Three Degrees of Separation
A letter to Australian Novelist Anne Buist
Out of the blue and unannounced, your latest crime novel, The Long Shadow, appeared on my front doorstep one cold morning.
Puzzled, I unwrapped the publisher’s plain brown wrapper. Had I now totally lost track of what I had ordered on the internet? Perhaps something ordered so many months ago that the memory had slipped irretrievably. The effect of lockdown softened mental cogs.
But I did remember having met you at Suzanne’s WriteOn Festival weekend here in Canberra last April. But put off this year, of course (till October). I didn’t think this latest book of yours was even mentioned as on the horizon then. I was almost certain I hadn’t pre-ordered any book of yours at the time, or had I?
I free associated some more, and recalled that as a young hospital doctor working in Melbourne, I had heard of your pioneering work in the treatment of mothers with Post Natal Psychosis.
And then I double-checked the family papers, based on your surname, and, yes, it does appear that you are a second cousin of my late husband (a Hibbins).
I just love that about Australia. No one of our 26 odd million is truly a stranger. Not so much six degress of separation here, more like three. Perhaps that is why we have hung together and COVID has struck down only one of us (per thousands of population) for every hundred sad interrments in that country South of Canada. Where they speak the same language as us, but use it differently.
Then finally my memory spat out another association. Your book is a crime novel and a few weeks ago I had renewed my membership of Sisters-in-crime. And ticked the ‘willing to do book reviews’ box. Ah, that must be it!
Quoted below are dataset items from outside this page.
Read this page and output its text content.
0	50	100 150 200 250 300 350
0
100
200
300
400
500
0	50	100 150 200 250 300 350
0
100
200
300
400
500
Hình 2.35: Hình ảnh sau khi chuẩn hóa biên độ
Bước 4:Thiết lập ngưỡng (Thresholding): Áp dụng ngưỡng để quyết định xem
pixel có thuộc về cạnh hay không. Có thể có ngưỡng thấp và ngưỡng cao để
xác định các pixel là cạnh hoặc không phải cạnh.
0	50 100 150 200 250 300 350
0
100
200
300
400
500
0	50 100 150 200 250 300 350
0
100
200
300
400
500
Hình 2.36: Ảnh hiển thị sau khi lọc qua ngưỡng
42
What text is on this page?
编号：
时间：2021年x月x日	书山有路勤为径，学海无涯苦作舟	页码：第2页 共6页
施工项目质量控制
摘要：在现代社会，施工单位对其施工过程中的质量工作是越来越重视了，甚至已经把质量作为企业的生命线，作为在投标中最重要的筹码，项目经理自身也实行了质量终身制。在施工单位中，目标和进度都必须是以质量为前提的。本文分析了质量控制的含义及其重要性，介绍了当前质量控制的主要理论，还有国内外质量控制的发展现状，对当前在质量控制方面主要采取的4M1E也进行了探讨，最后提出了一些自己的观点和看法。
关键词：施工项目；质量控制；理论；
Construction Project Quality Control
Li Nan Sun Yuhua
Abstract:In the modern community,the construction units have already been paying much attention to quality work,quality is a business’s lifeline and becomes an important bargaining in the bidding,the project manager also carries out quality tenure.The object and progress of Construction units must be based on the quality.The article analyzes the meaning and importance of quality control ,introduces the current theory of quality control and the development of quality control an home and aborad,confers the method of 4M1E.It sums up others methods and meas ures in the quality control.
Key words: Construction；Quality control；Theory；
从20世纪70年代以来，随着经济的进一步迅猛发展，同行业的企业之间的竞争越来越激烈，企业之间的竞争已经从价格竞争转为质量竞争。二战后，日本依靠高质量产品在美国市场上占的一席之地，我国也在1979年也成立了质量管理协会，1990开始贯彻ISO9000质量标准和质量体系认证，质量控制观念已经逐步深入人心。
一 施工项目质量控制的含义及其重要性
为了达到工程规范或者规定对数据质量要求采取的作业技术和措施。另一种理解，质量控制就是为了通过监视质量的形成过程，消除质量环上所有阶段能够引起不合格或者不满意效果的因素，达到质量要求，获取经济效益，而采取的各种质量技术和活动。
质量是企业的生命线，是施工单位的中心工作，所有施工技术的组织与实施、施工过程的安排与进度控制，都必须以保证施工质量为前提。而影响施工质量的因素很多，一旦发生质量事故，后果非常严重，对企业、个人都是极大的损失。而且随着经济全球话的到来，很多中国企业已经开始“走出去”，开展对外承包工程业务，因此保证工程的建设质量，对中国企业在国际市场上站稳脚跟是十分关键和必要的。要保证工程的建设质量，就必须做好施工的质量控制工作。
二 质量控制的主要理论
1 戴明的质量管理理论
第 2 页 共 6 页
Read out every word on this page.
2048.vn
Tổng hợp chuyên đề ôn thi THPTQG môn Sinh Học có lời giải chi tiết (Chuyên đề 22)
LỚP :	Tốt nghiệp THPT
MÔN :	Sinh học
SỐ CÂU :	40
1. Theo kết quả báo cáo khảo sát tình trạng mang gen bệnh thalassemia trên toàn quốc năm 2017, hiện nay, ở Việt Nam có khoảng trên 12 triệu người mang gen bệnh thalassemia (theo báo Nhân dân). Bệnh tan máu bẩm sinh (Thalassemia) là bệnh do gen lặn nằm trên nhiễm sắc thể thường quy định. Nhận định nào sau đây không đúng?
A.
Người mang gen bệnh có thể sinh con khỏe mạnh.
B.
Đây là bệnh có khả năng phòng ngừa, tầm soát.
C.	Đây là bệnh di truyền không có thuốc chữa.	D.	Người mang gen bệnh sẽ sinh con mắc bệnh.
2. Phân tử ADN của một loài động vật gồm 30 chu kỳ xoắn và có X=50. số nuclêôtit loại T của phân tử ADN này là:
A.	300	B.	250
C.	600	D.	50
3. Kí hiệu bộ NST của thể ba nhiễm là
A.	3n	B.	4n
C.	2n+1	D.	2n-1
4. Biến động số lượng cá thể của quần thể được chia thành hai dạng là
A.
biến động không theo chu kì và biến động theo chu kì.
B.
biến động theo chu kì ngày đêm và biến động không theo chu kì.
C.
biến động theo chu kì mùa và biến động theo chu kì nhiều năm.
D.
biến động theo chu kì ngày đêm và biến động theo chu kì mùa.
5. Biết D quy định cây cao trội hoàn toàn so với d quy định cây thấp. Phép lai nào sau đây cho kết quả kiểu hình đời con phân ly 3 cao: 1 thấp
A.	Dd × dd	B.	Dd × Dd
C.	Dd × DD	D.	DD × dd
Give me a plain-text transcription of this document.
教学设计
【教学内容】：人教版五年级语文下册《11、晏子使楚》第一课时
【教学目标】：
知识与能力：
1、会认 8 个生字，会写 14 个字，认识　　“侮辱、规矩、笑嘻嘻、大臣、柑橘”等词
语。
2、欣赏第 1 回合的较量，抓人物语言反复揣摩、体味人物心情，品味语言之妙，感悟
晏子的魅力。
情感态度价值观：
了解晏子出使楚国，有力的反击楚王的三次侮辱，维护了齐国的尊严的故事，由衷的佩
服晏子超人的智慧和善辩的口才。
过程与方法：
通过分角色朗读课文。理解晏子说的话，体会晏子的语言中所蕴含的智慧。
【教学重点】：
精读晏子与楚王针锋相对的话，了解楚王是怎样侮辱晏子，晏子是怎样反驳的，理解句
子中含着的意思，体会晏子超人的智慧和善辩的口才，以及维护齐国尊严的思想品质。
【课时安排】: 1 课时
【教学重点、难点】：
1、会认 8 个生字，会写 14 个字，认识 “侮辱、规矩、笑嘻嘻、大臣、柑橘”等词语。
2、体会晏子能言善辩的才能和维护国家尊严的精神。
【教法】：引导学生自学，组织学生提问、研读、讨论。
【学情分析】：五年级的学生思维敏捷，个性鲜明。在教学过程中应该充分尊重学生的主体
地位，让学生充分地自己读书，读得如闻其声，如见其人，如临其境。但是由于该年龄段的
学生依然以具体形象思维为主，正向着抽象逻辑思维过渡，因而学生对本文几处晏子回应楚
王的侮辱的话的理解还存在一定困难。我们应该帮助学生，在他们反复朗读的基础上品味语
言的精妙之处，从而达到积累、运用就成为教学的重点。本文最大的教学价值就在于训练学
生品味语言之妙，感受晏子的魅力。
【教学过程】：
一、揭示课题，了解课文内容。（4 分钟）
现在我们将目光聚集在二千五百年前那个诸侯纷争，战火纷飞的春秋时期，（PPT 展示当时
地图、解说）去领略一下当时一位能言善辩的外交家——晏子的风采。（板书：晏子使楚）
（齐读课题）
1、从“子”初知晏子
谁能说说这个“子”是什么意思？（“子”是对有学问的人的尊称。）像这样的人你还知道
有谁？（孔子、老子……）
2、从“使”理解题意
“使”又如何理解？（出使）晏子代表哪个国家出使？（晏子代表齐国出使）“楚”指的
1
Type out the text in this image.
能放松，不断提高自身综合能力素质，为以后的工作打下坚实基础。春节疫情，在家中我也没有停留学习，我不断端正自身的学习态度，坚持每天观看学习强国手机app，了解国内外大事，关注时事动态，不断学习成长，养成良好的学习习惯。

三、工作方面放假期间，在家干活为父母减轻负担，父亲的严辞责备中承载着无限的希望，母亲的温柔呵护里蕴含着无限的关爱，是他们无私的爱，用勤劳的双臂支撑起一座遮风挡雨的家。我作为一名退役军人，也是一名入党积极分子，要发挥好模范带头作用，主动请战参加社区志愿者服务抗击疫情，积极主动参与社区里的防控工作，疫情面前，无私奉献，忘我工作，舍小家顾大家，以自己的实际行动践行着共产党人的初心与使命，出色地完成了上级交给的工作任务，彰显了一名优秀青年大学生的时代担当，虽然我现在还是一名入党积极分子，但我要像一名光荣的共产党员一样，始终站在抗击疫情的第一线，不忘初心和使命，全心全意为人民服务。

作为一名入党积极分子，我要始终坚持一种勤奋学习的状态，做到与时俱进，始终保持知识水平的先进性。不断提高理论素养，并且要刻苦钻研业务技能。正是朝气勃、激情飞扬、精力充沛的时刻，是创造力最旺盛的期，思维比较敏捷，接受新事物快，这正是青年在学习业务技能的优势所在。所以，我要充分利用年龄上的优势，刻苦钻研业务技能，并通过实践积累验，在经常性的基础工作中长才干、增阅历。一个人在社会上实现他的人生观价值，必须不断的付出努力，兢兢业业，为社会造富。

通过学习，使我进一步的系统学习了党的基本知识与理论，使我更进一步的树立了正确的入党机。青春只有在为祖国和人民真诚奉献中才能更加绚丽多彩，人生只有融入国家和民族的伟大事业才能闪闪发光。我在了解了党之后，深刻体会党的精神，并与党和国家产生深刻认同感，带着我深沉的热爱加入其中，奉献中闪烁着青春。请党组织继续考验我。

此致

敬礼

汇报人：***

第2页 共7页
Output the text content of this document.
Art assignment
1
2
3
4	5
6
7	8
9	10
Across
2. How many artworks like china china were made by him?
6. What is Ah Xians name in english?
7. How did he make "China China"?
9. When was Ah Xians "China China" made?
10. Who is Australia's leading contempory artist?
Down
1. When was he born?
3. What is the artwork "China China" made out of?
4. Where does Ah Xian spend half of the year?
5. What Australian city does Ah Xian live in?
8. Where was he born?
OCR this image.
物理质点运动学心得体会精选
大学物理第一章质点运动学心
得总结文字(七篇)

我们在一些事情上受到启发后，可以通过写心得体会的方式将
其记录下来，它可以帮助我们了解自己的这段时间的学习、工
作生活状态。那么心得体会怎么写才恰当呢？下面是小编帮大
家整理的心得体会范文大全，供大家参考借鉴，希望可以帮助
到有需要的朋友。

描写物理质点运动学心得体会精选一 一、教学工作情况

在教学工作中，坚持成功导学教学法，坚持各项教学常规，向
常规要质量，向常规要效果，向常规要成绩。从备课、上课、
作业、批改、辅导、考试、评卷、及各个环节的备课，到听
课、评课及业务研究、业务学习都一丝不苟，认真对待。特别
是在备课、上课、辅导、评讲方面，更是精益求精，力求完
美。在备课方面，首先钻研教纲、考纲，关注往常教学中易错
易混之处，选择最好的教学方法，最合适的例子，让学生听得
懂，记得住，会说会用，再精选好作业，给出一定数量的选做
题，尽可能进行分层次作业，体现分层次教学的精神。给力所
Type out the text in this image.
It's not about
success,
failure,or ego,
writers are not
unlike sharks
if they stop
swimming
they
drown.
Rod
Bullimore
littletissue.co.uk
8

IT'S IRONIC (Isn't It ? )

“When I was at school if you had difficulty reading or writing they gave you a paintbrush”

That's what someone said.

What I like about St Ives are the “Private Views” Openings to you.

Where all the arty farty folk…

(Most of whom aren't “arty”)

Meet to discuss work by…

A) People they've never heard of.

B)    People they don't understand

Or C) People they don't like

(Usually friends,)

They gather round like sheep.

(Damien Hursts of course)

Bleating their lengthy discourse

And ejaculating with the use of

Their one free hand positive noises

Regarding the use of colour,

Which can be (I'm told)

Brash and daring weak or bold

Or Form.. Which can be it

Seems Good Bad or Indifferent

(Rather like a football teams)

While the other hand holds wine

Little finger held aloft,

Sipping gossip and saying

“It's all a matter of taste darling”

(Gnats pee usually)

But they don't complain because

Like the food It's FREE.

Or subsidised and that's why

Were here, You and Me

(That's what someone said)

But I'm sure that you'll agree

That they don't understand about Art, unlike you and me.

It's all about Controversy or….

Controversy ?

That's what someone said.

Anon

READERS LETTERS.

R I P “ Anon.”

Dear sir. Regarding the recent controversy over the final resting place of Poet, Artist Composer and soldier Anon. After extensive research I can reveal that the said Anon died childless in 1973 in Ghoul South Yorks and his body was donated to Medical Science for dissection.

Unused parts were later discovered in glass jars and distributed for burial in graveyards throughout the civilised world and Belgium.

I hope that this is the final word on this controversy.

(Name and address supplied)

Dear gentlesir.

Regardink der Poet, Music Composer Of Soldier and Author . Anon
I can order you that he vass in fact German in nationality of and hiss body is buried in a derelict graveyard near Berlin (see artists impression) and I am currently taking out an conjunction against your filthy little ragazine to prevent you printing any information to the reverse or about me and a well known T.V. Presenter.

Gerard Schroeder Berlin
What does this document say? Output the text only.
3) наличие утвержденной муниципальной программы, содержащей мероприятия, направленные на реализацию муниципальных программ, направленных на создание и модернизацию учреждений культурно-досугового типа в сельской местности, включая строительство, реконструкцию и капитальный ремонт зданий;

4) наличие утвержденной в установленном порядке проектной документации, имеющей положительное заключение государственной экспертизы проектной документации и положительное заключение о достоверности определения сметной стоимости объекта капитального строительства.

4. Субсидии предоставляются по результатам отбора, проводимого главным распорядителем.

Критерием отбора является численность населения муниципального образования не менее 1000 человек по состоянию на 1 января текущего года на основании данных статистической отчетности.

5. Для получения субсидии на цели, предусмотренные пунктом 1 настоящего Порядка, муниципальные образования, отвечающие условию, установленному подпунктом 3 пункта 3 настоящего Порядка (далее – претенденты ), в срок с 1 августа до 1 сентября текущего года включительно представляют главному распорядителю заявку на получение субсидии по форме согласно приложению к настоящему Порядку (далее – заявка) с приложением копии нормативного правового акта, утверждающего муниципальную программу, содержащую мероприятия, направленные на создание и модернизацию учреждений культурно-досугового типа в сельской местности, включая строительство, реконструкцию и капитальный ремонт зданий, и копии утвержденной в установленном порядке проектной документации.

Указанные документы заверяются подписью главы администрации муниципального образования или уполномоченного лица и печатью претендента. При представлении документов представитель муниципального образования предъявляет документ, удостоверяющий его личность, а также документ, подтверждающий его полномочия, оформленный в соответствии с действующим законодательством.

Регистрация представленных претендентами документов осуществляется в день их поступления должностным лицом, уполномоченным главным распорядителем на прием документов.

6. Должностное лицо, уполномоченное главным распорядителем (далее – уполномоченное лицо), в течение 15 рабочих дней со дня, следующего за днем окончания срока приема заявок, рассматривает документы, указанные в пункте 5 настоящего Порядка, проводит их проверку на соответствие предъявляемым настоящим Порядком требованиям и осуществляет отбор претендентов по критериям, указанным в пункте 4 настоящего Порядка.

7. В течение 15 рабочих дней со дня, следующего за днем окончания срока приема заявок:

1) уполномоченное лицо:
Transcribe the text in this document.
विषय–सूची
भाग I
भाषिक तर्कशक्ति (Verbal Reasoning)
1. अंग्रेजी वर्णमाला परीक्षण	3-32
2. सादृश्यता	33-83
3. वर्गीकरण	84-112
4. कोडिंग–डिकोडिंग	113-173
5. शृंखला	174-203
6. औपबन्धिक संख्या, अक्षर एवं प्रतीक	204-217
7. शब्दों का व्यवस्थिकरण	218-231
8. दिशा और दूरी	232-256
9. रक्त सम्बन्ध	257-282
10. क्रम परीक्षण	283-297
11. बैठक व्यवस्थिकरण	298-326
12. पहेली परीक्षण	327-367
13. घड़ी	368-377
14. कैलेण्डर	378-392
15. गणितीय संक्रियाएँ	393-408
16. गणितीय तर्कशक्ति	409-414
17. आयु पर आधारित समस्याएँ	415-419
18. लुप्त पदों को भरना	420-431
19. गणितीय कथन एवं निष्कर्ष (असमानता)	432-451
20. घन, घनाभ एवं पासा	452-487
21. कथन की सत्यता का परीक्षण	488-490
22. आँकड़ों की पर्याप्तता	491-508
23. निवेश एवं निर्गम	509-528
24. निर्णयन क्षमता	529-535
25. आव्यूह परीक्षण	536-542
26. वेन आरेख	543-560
Fortunately I enjoyed your book 🙂 I hate giving a negative review to a book by ‘one of us’ … so sometimes in the past local author books have been read, found wanting, and then no review submitted. It’s the meekest way out of the division in my bosum. Loyalty to the Australian Crime and Mystery writing sorority tugging my heart to one side, and loyalty to the greater group, the Crime readers, tugging the other way.
It is so crucial to our existence as a people that we have our own stories, in our own accent, filled with our own places. Your book shows us a couple of white collar Melbourne interlopers in an NSW outback town. It holds up a sometimes unflattering mirror in which we can see ourselves. The town, though streaked with racial and class differences, nevertheless has its own identity through drought, flood and rumour, and the people can pull together, given half a chance.
Thank you for the words you weave, adding new strands to the bonds which hold us together.
All the best,
Melissa Robbie Swept from her Melbourne home age 5, to USA, then PNG, she trailed her mathematician father. Landing back in Adelaide, she started medical school at 15. Doing autopsies to improve her anatomy lead to a Pathology career. Now the widowed mother of adventurous teens, she prefers to travel through books.